Example nursing assessment

This patient is entirely fictitious and any likeness to any person, alive or dead, is purely coincidental.
'J' is a 50-year-old male who has just been diagnosed with type-two diabetes mellitus. He has a history of hypertension, and is a chronic smoker, smoking around 30 cigarettes daily.
  • AIR: Educative/Supportive - Provide education on the risks associated with smoking particularly for the diabetic patient.
  • WATER: Educative/Supportive - Ensure access to adequate hydration - risk of polydipsia due to hyperglycaemia.
  • FOOD: Partial Compensation - Education and provision of a diet that is suitable for his new diagnosis of diabetes, blood sugar monitoring after meals.
  • ELIMINATION: Educative/Supportive - May require monitoring.

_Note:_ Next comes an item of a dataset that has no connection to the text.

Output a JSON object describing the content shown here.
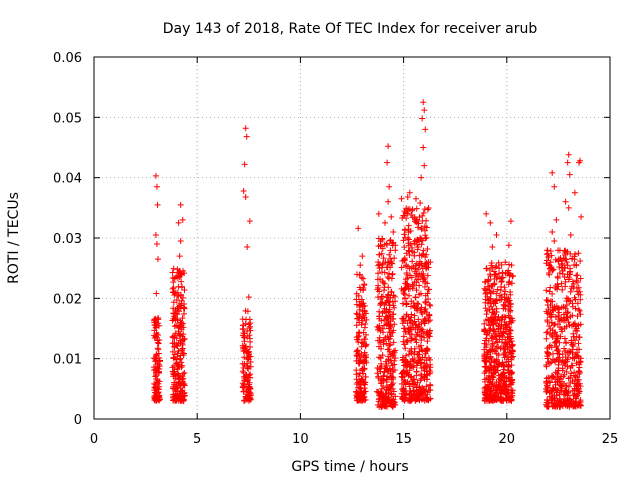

  • ACTIVITY AND REST: Educative/Supportive - Educate patient as to the benefits of cardiovascular exercise, especially for the diabetic
  • SOLITUDE AND SOCIAL INTERACTION: Partial Compensation - Nurses may provide social interaction as hospital admission will cause change is social behaviour and interactions.
  • HAZARD PREVENTION: Partial Compensation - Nurses will need to educate regarding the medication that he may be taking, and administer this medication initially. Particularly relevant if J is taking insulin injections.
  • PROMOTE NORMALITY: Partial Compensation - Nurses will need to facilitate a return to normal lifestyle. This will involve advocating for the patient in a multi-disciplinary team, in order to achieve a medication regime that will fit with the patient's life.